Procédure devant la Cour :
I. Par une requête, enregistrée le 8 octobre 2018 sous le n° 18PA03278, M. B..., représenté par MeA..., demande à la Cour :
1°) d'annuler le jugement du magistrat désigné par le président du Tribunal administratif de Paris n° 1812916-8 du 10 septembre 2018 rejetant sa demande tendant à l'annulation de l'arrêté du préfet de police du 12 juillet 2018 portant transfert aux autorités suédoises ;
2°) d'annuler cet arrêté ;
3°) d'enjoindre au préfet de police, à titre principal, d'enregistrer sa demande d'asile et de lui remettre un formulaire de demande d'asile, dans un délai de 48 heures à compter de la notification de l'arrêt à intervenir, sous astreinte de 100 euros par jour de retard ou, à titre subsidiaire, de réexaminer sa situation et de lui délivrer une autorisation provisoire de séjour ;
4°) de mettre à la charge de l'Etat la somme de 1 500 euros sur le fondement des articles L 761-1 du code de justice administrative et 37 de la loi du 10 juillet 1991 relative à l'aide juridique.
Il soutient que :
- le jugement attaqué est entaché d'omissions à statuer dès lors que le tribunal administratif n'a pas répondu aux moyens tirés de la méconnaissance des articles 5 et 17 du règlement (UE)

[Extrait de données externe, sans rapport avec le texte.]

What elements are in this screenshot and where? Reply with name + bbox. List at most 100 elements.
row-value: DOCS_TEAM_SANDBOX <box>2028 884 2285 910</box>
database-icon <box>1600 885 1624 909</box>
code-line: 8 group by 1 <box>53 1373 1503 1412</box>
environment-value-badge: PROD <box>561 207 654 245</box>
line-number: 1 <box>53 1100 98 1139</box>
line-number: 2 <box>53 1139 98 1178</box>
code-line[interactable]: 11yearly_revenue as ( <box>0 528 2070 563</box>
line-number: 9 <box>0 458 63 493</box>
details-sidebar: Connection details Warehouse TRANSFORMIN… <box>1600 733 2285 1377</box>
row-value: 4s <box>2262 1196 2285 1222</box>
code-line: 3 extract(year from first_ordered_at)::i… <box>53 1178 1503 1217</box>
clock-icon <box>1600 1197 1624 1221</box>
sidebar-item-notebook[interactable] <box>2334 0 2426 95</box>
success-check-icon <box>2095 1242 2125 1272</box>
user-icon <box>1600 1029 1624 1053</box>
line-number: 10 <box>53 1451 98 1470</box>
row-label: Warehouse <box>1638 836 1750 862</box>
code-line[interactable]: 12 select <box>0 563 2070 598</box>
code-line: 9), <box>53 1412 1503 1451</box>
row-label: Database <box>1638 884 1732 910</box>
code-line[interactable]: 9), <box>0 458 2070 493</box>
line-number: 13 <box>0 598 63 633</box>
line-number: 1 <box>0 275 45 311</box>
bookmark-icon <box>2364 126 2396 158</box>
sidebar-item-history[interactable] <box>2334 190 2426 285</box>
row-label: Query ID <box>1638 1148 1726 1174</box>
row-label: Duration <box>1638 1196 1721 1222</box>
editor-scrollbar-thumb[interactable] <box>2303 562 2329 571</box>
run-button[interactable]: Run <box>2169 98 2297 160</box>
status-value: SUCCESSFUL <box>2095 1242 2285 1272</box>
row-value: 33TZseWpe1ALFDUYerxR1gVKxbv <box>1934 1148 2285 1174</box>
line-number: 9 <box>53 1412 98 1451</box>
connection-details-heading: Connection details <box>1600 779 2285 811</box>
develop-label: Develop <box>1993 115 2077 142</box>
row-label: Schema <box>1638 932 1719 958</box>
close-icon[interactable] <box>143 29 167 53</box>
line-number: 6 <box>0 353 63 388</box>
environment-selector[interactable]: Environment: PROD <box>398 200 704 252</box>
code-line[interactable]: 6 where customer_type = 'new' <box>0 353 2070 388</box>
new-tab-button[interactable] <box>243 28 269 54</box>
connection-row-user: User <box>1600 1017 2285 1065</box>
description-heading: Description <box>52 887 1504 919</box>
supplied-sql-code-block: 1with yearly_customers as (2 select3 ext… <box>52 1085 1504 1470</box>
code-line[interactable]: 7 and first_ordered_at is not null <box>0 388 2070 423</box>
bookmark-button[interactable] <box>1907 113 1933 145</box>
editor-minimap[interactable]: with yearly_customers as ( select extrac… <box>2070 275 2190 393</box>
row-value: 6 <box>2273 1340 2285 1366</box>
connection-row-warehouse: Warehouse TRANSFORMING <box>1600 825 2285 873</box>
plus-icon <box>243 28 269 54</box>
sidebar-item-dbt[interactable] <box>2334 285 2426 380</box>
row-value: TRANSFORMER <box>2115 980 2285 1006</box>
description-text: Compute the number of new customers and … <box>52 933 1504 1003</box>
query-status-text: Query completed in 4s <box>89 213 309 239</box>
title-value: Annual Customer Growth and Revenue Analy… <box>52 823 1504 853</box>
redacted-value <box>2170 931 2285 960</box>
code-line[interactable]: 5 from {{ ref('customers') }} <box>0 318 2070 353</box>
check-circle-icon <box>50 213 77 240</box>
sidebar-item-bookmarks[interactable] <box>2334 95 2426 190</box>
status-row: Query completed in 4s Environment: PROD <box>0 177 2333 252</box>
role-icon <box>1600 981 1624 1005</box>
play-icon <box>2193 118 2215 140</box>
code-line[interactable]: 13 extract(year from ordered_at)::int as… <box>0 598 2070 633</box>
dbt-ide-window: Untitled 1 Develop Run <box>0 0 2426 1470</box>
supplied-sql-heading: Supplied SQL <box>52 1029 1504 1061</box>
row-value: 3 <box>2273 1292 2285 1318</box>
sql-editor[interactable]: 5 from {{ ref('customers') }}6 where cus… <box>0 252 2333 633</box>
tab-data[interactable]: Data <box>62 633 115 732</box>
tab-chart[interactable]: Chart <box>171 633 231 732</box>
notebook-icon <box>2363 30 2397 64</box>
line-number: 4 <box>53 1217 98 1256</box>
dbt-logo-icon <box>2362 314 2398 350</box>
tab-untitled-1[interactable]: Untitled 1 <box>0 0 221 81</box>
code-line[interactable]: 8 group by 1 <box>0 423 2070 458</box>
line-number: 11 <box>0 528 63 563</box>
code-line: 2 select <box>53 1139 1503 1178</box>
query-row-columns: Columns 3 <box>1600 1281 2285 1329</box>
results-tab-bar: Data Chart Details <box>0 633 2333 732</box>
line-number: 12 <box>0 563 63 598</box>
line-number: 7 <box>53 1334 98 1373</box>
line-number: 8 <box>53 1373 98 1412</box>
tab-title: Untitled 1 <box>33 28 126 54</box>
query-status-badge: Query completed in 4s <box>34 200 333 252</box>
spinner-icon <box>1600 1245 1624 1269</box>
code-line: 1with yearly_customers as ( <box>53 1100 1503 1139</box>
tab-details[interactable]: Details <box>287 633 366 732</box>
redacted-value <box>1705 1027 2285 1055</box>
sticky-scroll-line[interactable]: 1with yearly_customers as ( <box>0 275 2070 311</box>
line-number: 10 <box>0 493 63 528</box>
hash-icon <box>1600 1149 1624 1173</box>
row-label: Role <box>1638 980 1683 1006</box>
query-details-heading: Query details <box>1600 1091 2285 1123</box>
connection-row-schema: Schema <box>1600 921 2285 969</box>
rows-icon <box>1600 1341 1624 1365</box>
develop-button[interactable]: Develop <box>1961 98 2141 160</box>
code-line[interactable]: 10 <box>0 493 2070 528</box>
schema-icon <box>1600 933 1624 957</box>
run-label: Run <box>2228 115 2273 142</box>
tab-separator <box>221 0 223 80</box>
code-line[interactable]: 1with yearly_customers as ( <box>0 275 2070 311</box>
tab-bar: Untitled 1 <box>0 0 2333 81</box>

n° 604/2014 du 26 juin 2013 , de la violation de l'article 3 de la convention européenne de sauvegarde des droits de l'homme et du citoyen et de l'absence de prise en compte par le préfet du rejet de la demande d'asile de l'intéressé en Suède ;
- il est insuffisamment motivé ;
- l'arrêté a été pris en méconnaissance de l'article 5 du règlement (UE) n° 604/2013 du
26 juin 2013 dès lors que l'agent de la préfecture n'était pas qualifié pour mener l'entretien prévu par cette disposition ;
- il méconnaît l'article 17 du règlement (UE) n° 604/2013 du 26 juin 2013 dès lors que le préfet a commis une erreur manifeste d'appréciation en ne faisant pas application de ces stipulations ;
- il méconnaît l'article 18 du règlement (UE) n° 604/2013 du 26 juin 2013 dès lors que le préfet de police a saisi les autorités suédoises d'une demande de reprise en charge sur le fondement du 1) b) de l'article mentionné ci-dessus, alors que sa demande d'asile avait été rejetée en Suède ;
- il méconnaît l'article 3 de la convention européenne de sauvegarde des droits de l'homme et des libertés fondamentales.
Par un mémoire en défense, enregistré le 24 janvier 2019, le préfet de police, conclut au rejet de la requête.
Il soutient que les moyens soulevés par M. B...ne sont pas fondés.
II - Par une requête enregistrée le 8 octobre 2018 sous le n° 18PA03279, M. C...B..., représenté par MeA..., demande à la Cour :
1°) d'ordonner, sur le fondement des dispositions de l'article R. 811-17 du code de justice administrative, qu'il soit sursis à l'exécution du jugement du magistrat désigné par le président Tribunal administratif de Paris n° 1812916/8 du 10 septembre 2018 ;
2°) de mettre à la charge de l'Etat la somme de 1 500 euros sur le fondement des articles L. 761-1 du code de justice administrative et 37 de la loi du 10 juillet 1991.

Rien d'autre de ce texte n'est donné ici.